This image classification uses the Scenes API to filter the Landsat 8 Real Time Collection for relatively cloud free imagery above a small area in New Zealand. The tutorial uses GDAL to rasterize training data and scikit-learn to train and run a Random Forest Classification. We begin by importing the necessary libraries.
import descarteslabs as dl
import osgeo.gdal
import os
import numpy as np
from sklearn.ensemble import RandomForestClassifier
import matplotlib.pyplot as plt
from sklearn import metrics
Lake Taupo is located on the North Island of New Zealand. The GeoJSON feature defined below is a rectangle containing the lake, mountains, and plantations. This feature will be used to search for imagery and as the extent of our analysis.
lake_taupo = {
"type": "Feature",
"properties": {},
"geometry": {
"type": "Polygon",
"coordinates": [
[
[
175.55877685546875,
-39.27691581029594
],
[
176.319580078125,
-39.27691581029594
],
[
176.319580078125,
-38.638327308061875
],
[
175.55877685546875,
-38.638327308061875
],
[
175.55877685546875,
-39.27691581029594
]
]
]
}
}
The Scenes API allows you to query our catalog of imagery. Here, we specify the geometry, product, and cloud fraction parameters to reflect our study’s requirements. The search method returns a tuple containing the Scene Collection, and the GeospatialContext, where the first lists the image IDs and other metadata. The latter defines the spatial resolution, coordinate system, and other spatial parameters to apply to the Scenes.
scenes, ctx = dl.scenes.search(lake_taupo['geometry'],
products=["landsat:LC08:01:RT:TOAR"],
start_datetime="2017-12-11",
end_datetime="2017-12-12",
cloud_fraction=0.7
)
ctx
AOI(geometry=<shapely.geom... 0x1a28f39470>, resolution=15, crs='EPSG:32660', align_pixels=True, bounds=(175.55877685546875, -39.27691581029594, 176.319580078125, -38.638327308061875), bounds_crs='EPSG:4326', shape=None)
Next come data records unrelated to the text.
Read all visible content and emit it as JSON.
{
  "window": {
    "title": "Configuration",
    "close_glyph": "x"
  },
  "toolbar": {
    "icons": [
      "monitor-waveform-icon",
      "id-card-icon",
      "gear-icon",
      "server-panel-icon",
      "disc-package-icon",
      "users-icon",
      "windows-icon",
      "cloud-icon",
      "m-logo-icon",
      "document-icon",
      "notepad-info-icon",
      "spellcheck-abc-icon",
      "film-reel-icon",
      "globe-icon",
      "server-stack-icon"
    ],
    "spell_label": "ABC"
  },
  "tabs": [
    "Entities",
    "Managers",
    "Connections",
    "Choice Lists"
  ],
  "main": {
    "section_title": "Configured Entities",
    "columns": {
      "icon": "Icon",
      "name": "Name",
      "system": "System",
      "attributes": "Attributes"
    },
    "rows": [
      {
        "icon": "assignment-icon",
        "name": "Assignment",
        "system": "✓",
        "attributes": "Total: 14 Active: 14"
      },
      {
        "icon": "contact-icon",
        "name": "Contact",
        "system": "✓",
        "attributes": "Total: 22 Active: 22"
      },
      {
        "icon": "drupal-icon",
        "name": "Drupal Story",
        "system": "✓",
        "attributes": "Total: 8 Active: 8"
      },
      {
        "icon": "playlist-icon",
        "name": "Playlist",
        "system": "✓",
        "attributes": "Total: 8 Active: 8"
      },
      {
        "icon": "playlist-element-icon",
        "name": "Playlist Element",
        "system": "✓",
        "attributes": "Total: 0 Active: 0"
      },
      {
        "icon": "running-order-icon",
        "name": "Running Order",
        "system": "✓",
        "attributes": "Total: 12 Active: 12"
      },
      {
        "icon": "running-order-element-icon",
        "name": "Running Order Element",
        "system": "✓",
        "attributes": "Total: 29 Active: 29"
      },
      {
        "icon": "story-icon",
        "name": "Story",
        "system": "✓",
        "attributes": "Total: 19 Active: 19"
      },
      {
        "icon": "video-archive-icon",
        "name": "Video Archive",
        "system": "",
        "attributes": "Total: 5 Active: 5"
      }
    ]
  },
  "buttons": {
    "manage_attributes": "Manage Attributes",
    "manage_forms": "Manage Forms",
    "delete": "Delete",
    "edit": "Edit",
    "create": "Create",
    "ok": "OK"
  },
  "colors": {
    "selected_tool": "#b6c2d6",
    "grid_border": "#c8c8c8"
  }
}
# You can modify the GeospatialContext as needed.
lowres_context = ctx.assign(resolution=60,crs='EPSG:32760')
arr = scenes[0].ndarray("red green blue",lowres_context)
A call to ndarray
on one Scene from the Scene collection returns a masked array with the image’s data.
# Set raster metadata for rasterizing our training data.
bands, rows, cols = arr.shape
geo_transform = [374566.1760405825, 60.0, 0.0, -4276862.181956149, 0.0, -60.0]
proj = 'PROJCS["WGS 84 / UTM zone 60N", GEOGCS["WGS 84", DATUM["WGS_1984", SPHEROID["WGS 84",6378137,298.257223563, AUTHORITY["EPSG","7030"]], AUTHORITY["EPSG","6326"]], PRIMEM["Greenwich",0, AUTHORITY["EPSG","8901"]], UNIT["degree",0.0174532925199433, AUTHORITY["EPSG","9122"]], AUTHORITY["EPSG","4326"]], PROJECTION["Transverse_Mercator"], PARAMETER["latitude_of_origin",0],PARAMETER["central_meridian",177],PARAMETER["scale_factor",0.9996],PARAMETER["false_easting",500000],PARAMETER["false_northing",0], UNIT["metre",1, AUTHORITY["EPSG","9001"]], AXIS["Easting",EAST], AXIS["Northing",NORTH], AUTHORITY["EPSG","32660"]]'
# Stack the bands of the data to prepare for classification
stacked = np.dstack((arr[0],arr[1],arr[2]))
# Display the image data
dl.scenes.display(arr, size=12)
We need a library of functions to rasterize our training data.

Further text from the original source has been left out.